Como una ofrenda a él, los mineros sacrifican llamas y esparcen la sangre alrededor de las entradas de los 650 pozos que están por todo el cerro. Cerca de la sangre, justo dentro de la mina, un visitante puede encontrar estatuas de ojos grandes con barbas y erecciones, una caricatura chistosa de Satanás conocido como El Tío, a quienes los trabajadores le ofrecen aguardiente y cigarros a cambio de buena suerte. Antes de entrar a la montaña, yo le había ofrecido una bolsa de hojas de coca a uno de estos pequeños diablos, pidiendo una bendición por mi seguridad.

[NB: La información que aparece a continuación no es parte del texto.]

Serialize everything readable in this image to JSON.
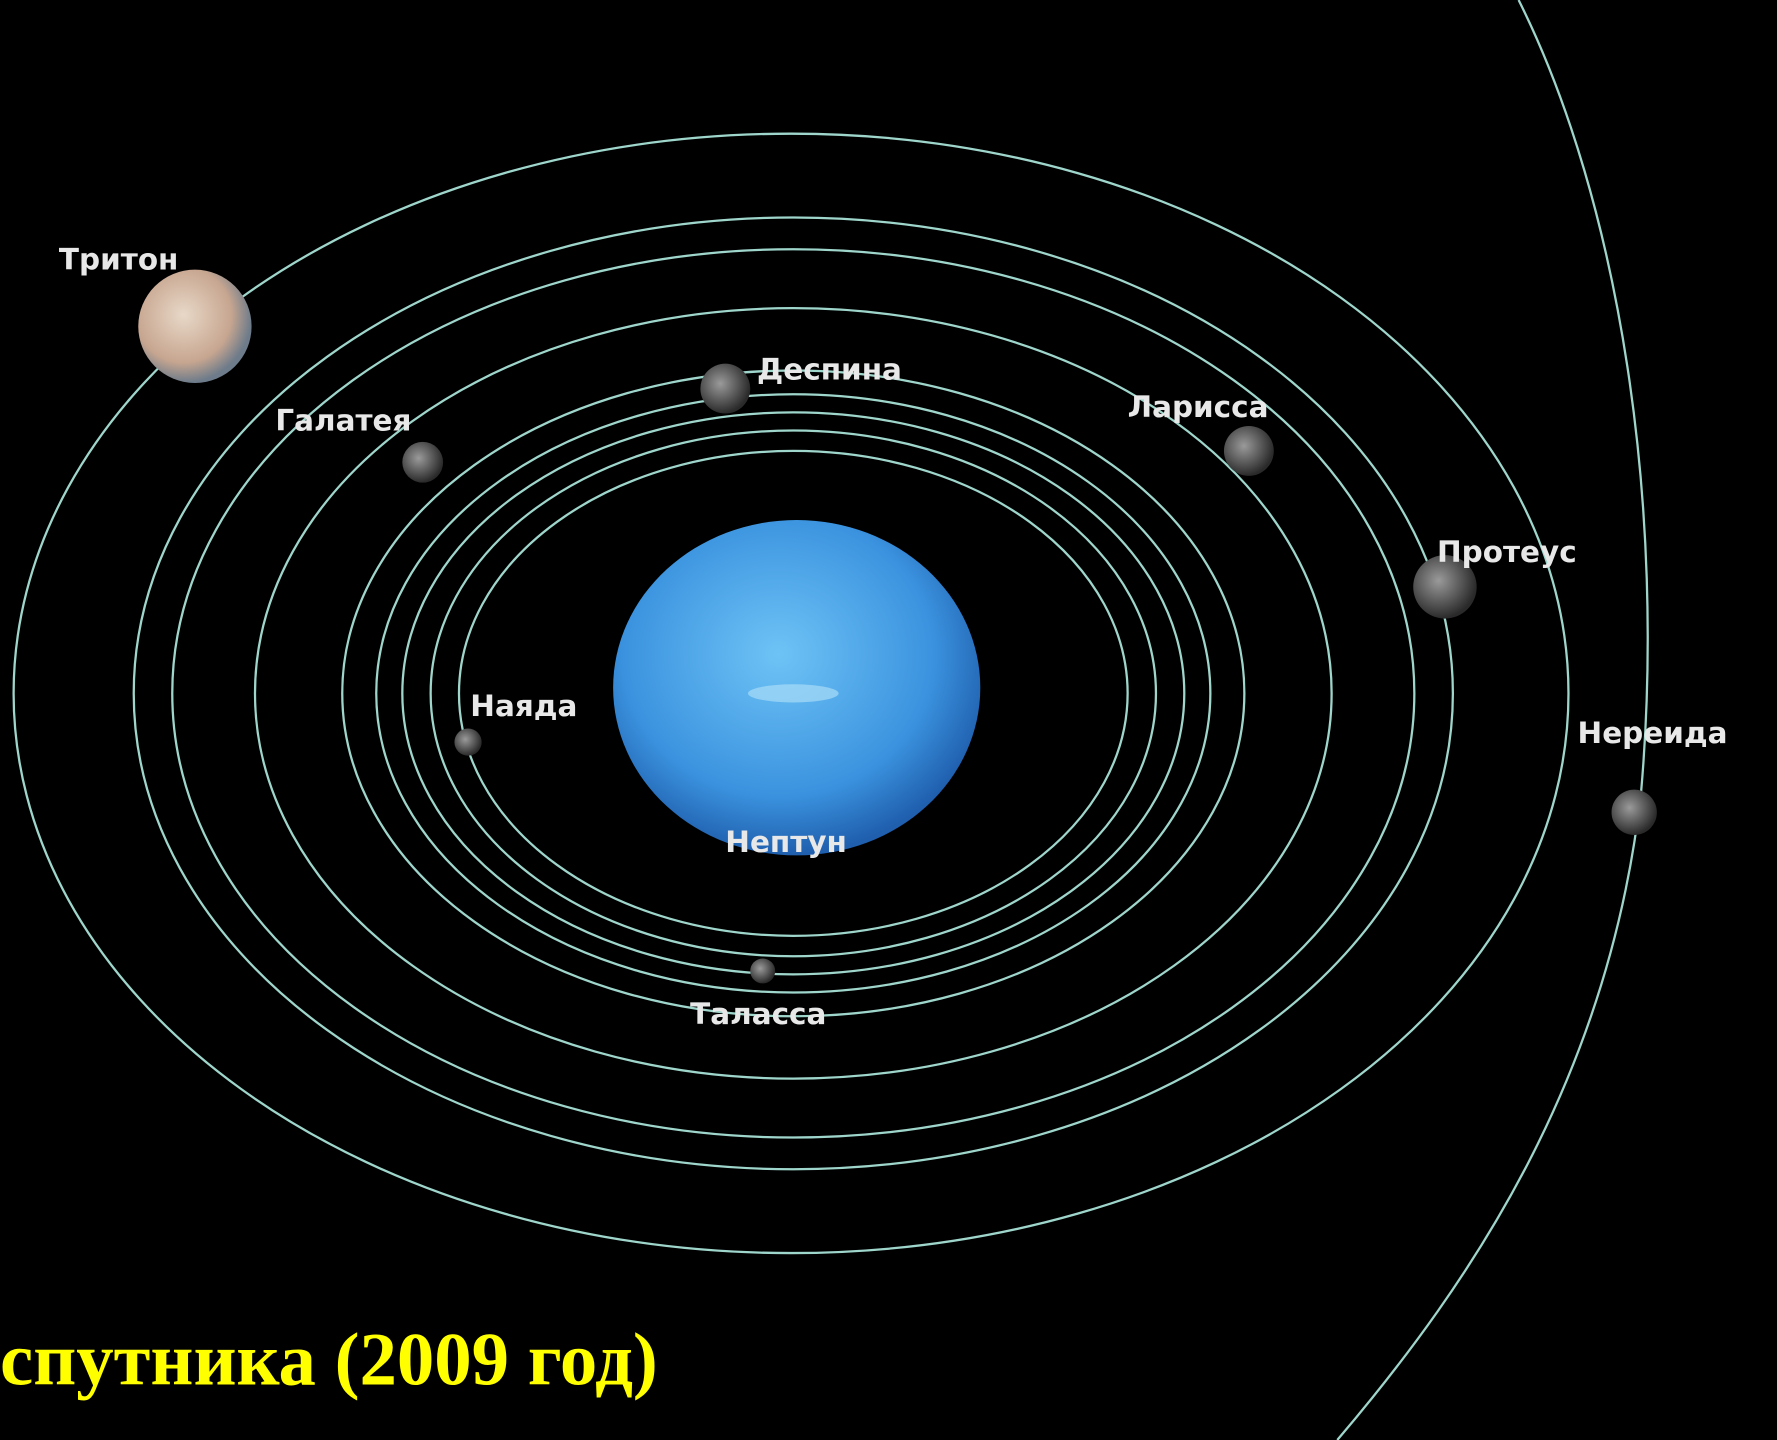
{
  "moons": [
    {
      "label": "Тритон"
    },
    {
      "label": "Деспина"
    },
    {
      "label": "Галатея"
    },
    {
      "label": "Ларисса"
    },
    {
      "label": "Протеус"
    },
    {
      "label": "Наяда"
    },
    {
      "label": "Нереида"
    },
    {
      "label": "Таласса"
    }
  ],
  "planet": {
    "label": "Нептун"
  },
  "caption": "спутника (2009 год)"
}
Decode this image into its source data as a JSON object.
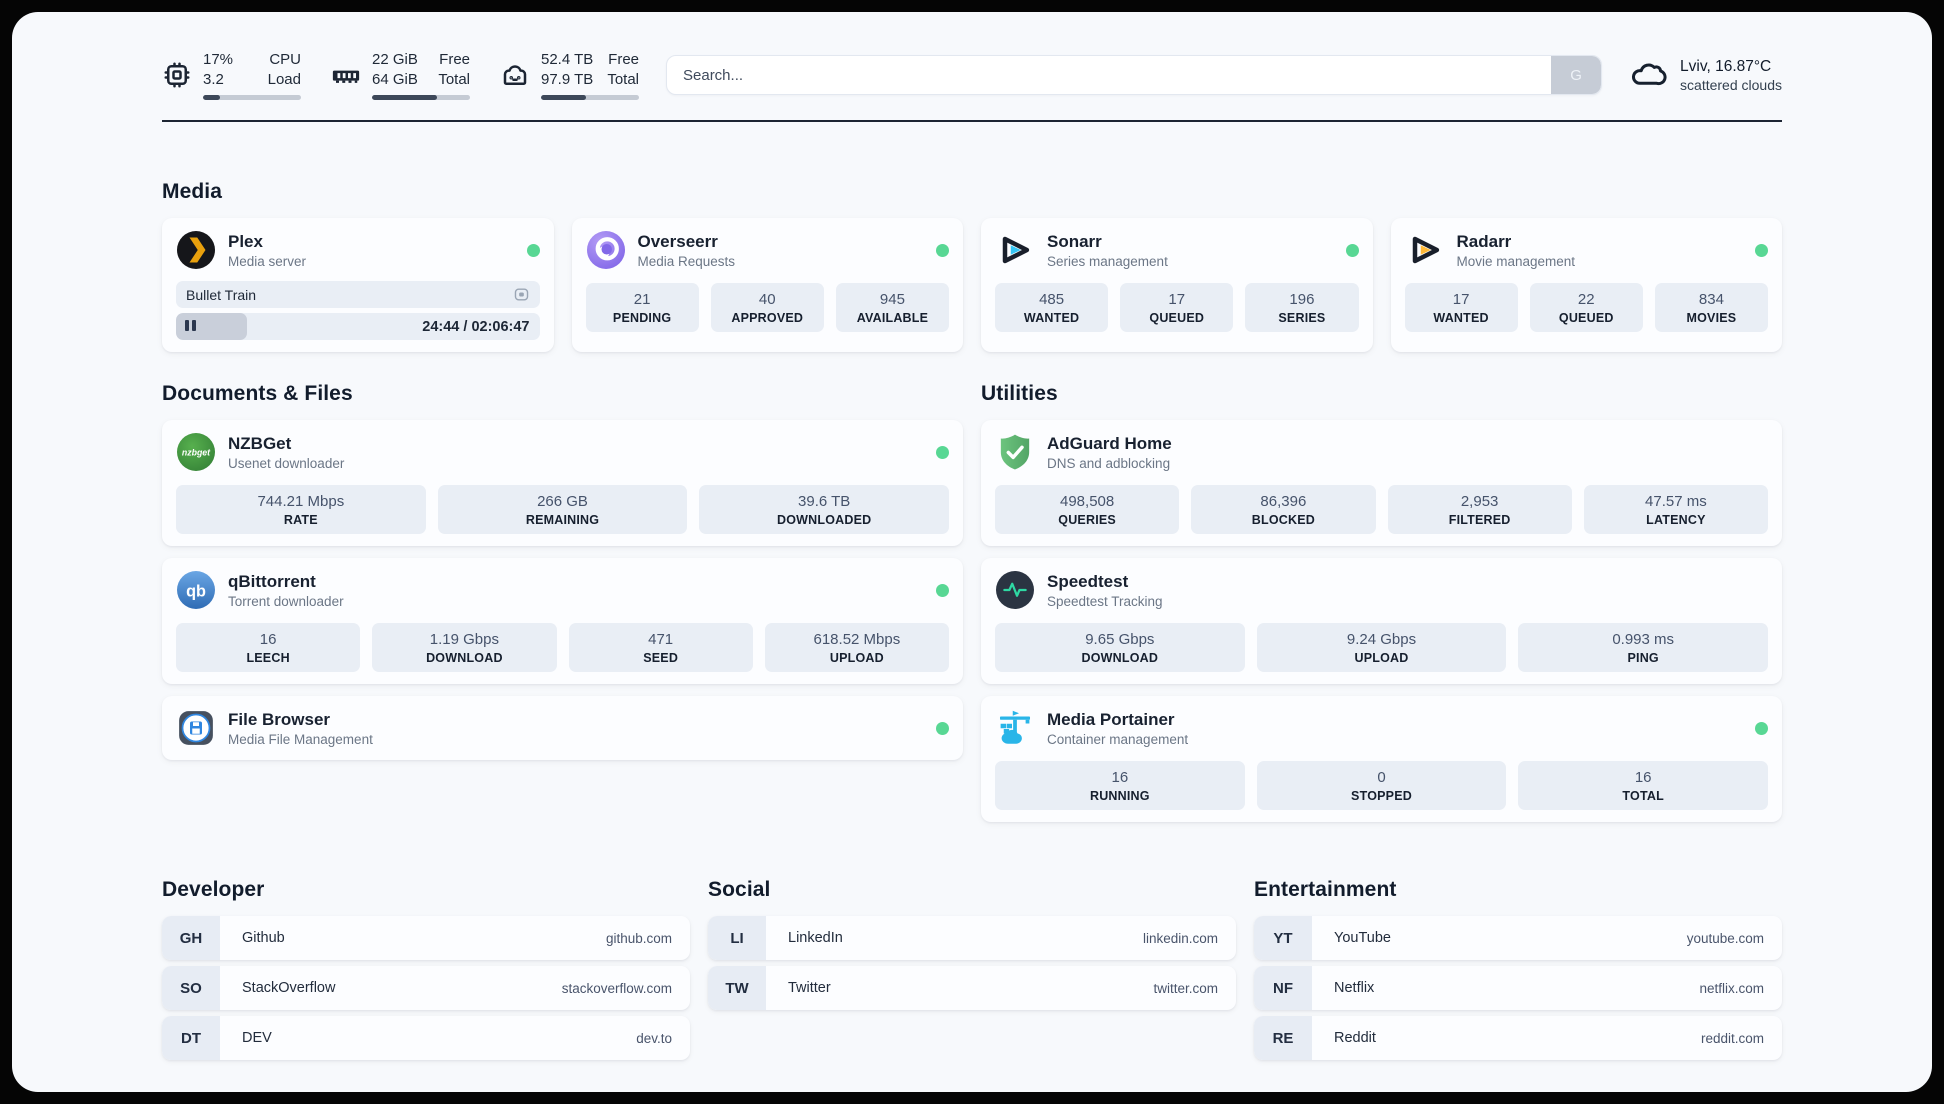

Pocas horas después, estuve cientos de metros bajo suelo, arrastrándome a través de túneles de un metro de alto, mis rodillas huesudas golpeaban contra las rocas. Mi guía, Dani, un hombre miniatura con la fuerza y el temperamento de un burro, se había adelantado tanto que se despareció en la oscuridad. Le grité. Cuando no respondió, mi fotógrafo Jackson giró hacia mí y tosió. “Estoy asustado”, dijo él, pero como guerreros, seguimos la marcha; intentamos rastrear los pasos de Dani a través del túnel caliente y con olor a azufre.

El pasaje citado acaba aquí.